Am 4. Januar 1947 erschien die erste Ausgabe des Nachrichtenmagazins „Der Spiegel“. Die Öffentlichkeit war beeindruckt von dieser neuen Mischung zwischen Wochenzeitung und Illustrierter und dem leicht ironischen, trockenen Schreibstil. Beides hatten die Spiegel-Macher allerdings abgekupfert von englischen und amerikanischen Magazinen, die es schon seit den 1920er Jahren gab. Im Nachkriegsdeutschland wirkte das ausgesprochen „smart“ und paßte auch zu dem Umerziehungsauftrag, den das Blatt erfüllte. So hatte es angefangen: der 23 Jahre alte Rudolf Augstein arbeitete für das „Hannoversche Nachrichtenblatt“ und wurde von drei britischen Presseoffizieren für die neue Zeitschrift „Die Woche“ angeheuert. Das Blatt wurde nach fünf Ausgaben eingestellt, weil es Kritik an den Alliierten geübt hatte. Die Lizenz für die Zeitschrift ging an den „Spiegel“ über, und der übte Kritik an allem möglichen, aber nicht an den Lizenzgebern.
Die Opfer der bald sprichwörtlichen „Spiegel-Häme“ klagten häufig vor Gericht, doch der große Konflikt kam im Oktober 1962 mit der sogenannten „Spiegel-Affäre“. Was war passiert? Die Zeitschrift hatte einen Artikel über die Bundeswehr veröffentlicht mit dem Titel „Bedingt abwehrbereit“ und darin militärische Einzelheiten verraten, die als Geheimnis behandelt werden sollten. Mit anderen Worten: der „Spiegel“ hatte Landesverrat begangen. Daraufhin ließ der damalige Verteidigungsminister Franz-Josef Strauß die Redaktionsräume polizeilich durchsuchen und Augstein sowie enge Mitarbeiter vorläufig festnehmen.
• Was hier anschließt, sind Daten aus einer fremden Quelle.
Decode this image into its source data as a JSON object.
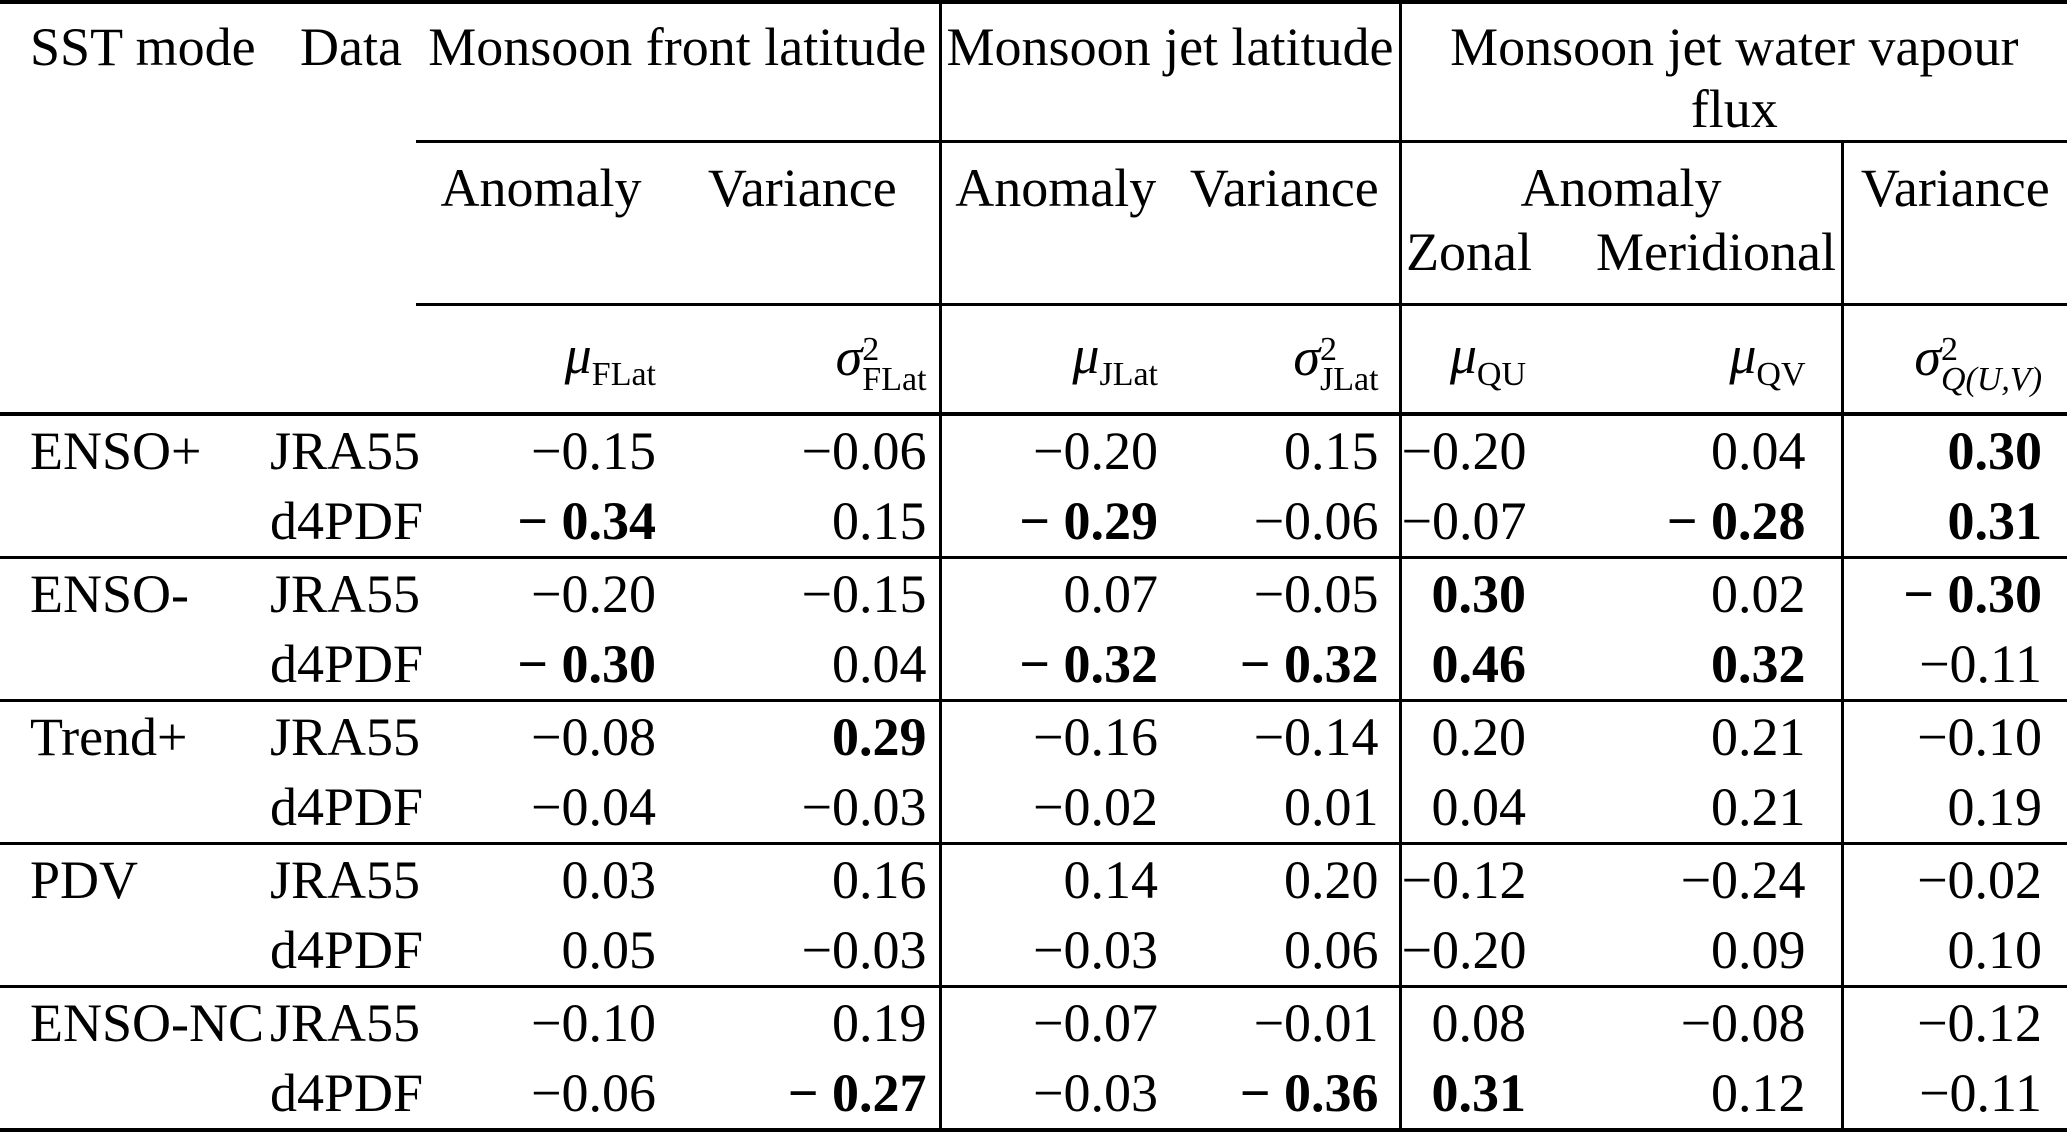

Nach drei Monaten kamen sie wieder frei.
Diese „Untat“ von Strauß ist in die Geschichte der Bundesrepublik als schwarzer Tag eingegangen, weil Strauß es in diesem Fall versäumt hatte, die Medien als „vierte Gewalt“ zu behandeln, die faktisch Teil des Staates ist (wie die Exekutive und die Gerichte). Er hatte die behauptete Unabhängigkeit der Medien ernstgenommen und so getan, als könnte man dagegen vorgehen wie gegen irgendein anderes Unternehmen. Doch der unausgesprochene Pakt besteht darin, daß die Medien zwar sticheln, aber sich nie gegen das System wenden, von dem sie Teil sind, und umgekehrt die Politiker den Medien ihre Frechheiten durchgehen lassen, weil darauf die „Auflage“ bzw. „Quote“ beruht. Dazu kann auch mal ein Staatsgeheimnis verraten werden oder ein Politiker „abgeschossen“, Hauptsache, das Spiel geht weiter.
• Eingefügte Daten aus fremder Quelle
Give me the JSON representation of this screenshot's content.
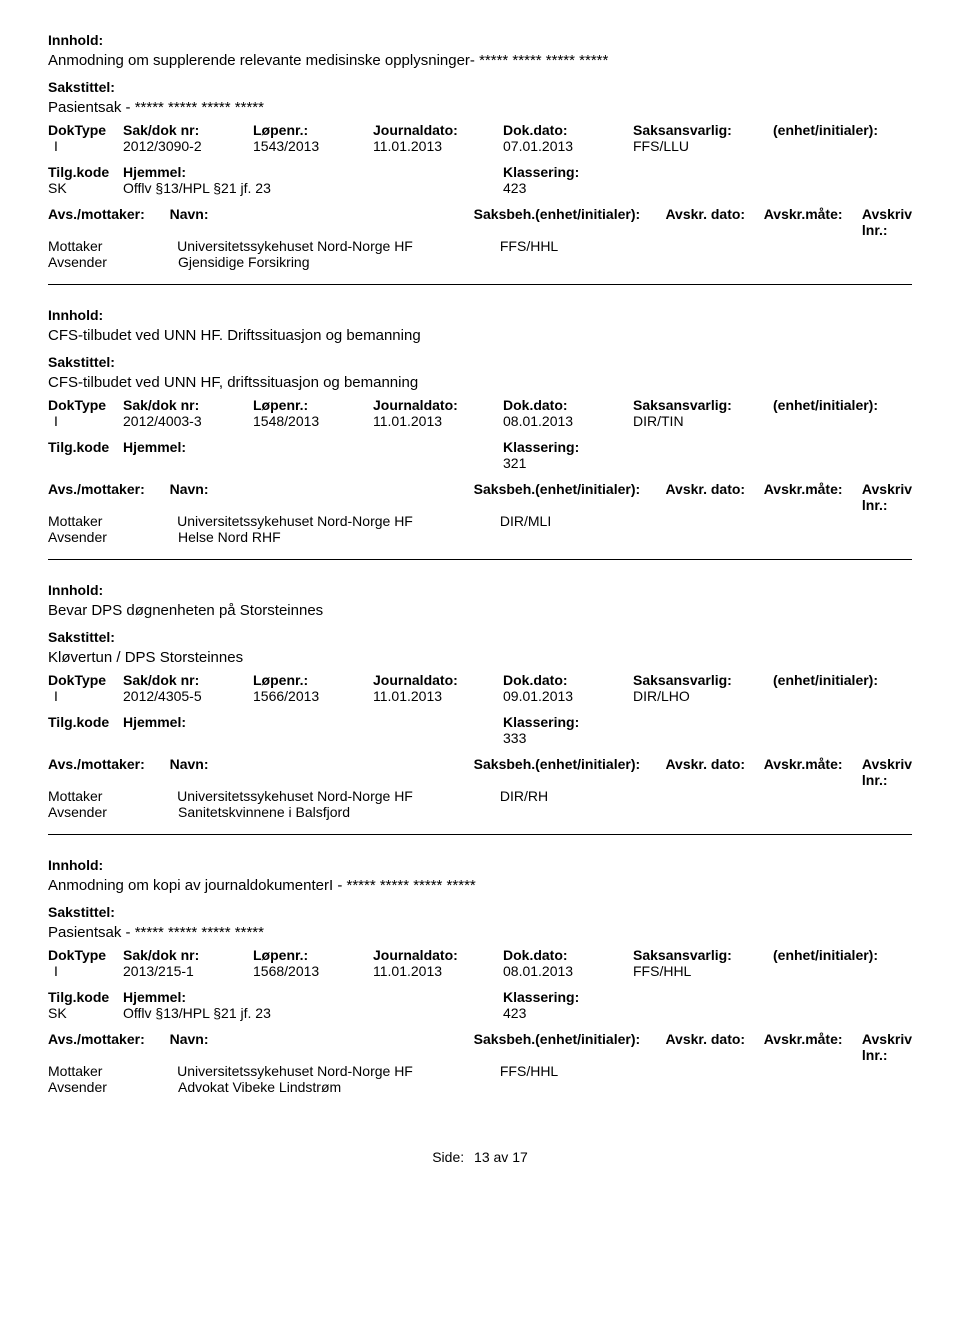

Die „Spiegel-Affäre“ festigte den Ruf des Magazins als „Sturmgeschütz der Demokratie“ für Jahrzehnte. Niemand kann aber leugnen, daß Augstein sich in die Politik einmischte und konkrete Ziele verfolgte: Strauß zu verhindern war eines davon, die sozialliberale Koalition der Siebziger zu installieren ein zweites. Als das erreicht war, profilierte sich die Zeitung vor allem durch Kritik an allem und jedem und durch die fortwährende „Entlarvung“ niedriger Beweggründe, so daß die Korruption darin schon fast wie Normalität wirkte, und wer sich dagegen auflehnte, galt als Naivling.
Immer wieder gab es Versuche, dem „Spiegel“ Konkurrenz zu machen und ein neues, womöglich konservatives Nachrichtenmagazin zu installieren. Immer war es gescheitert, bis das Magazin „Focus“ es seit 18. Januar 1993 schaffte, sich zumindest als Alternative zum „Spiegel“ am Markt zu behaupten, obwohl die Auflage niemals so hoch war. Das Programm von „Focus“ – „Fakten, Fakten, Fakten“ – ist gezielt gegen die linksliberale und moralisierende Haltung des „Spiegel“ gerichtet, ohne selbst Stellung zu nehmen. Das tut seit 2009 das Magazin „Zuerst“ aus dem Munier-Verlag, das auflagenmäßig bislang ein Zwerg unter den Medienriesen geblieben ist. Aber immerhin die einzige „Spiegel“-Konkurrenz unter nationalen Vorzeichen.